Asbury nodded, slowly. “United by common consent, yet self-limited by that consent’s necessity — an elegant solution. And clear reason enough never to give the City-folk a common foe again.”

“Threaten such an apparently perfect working demonstration model of true democracy,” Thiel replied, “right when it’s still in the process of being born? Why Professor, really; neither I nor Frank would dream of doing any such thing.”

Asbury squinted at Thiel, as if trying to guess whether he was joking — but since the man had one of the best poker faces Geyer had ever encountered, he got little out of his efforts, and seemed to cotton on to that fact as quickly as one might assume a genius would.

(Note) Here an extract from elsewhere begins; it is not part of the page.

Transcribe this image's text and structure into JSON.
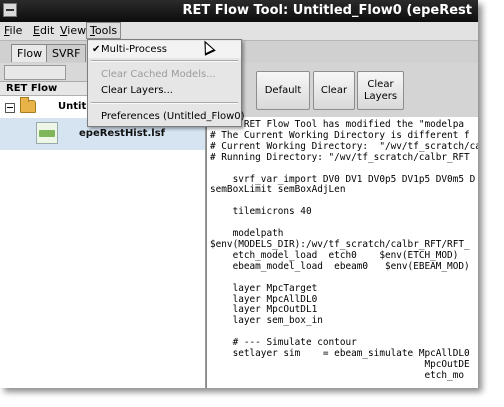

So he turned back to Songbird instead, bowing stiffly. “I am . . .
most grateful for your efforts, Miss Yu,” he began. “And, on a more personal note — I must, once again, most humbly apologize the travails visited upon you at my hand, when I attempted to cleanse you of your power.” Asbury paused to clear his throat, then went on. “It was wrong of me to presume to choose
for
you, however well-meaning I might have thought my own intentions, at the time. Having since reconsidered the results of those actions, I find that since I can offer no true excuse or justification for them I can only beg your forgiveness, most humbly — in full and certain knowledge, frankly, of how little I deserve to gain it.”

Songbird blinked, seemingly taken aback. It occurred to Geyer that perhaps no one had ever attempted to apologize to her before, for any transgression. After a beat, however, she inclined her white-piled head, stiffly.

“I cannot say I suffered
over
much from your idiocy, when all is said and done,” she admitted, at last. “Though I may, perhaps, have complained somewhat more than was properly due, at the time. . . .”

The laugh which burst out at this startled them all. Geyer spun to see Yiska, scuttling up from behind astride the great black “arachnorse” they’d turned over to her during the battle, already moving as easily with the eldritch mount as if she’d been born riding it.


‘Somewhat more’
?” she repeated, guffawing, as she dismounted.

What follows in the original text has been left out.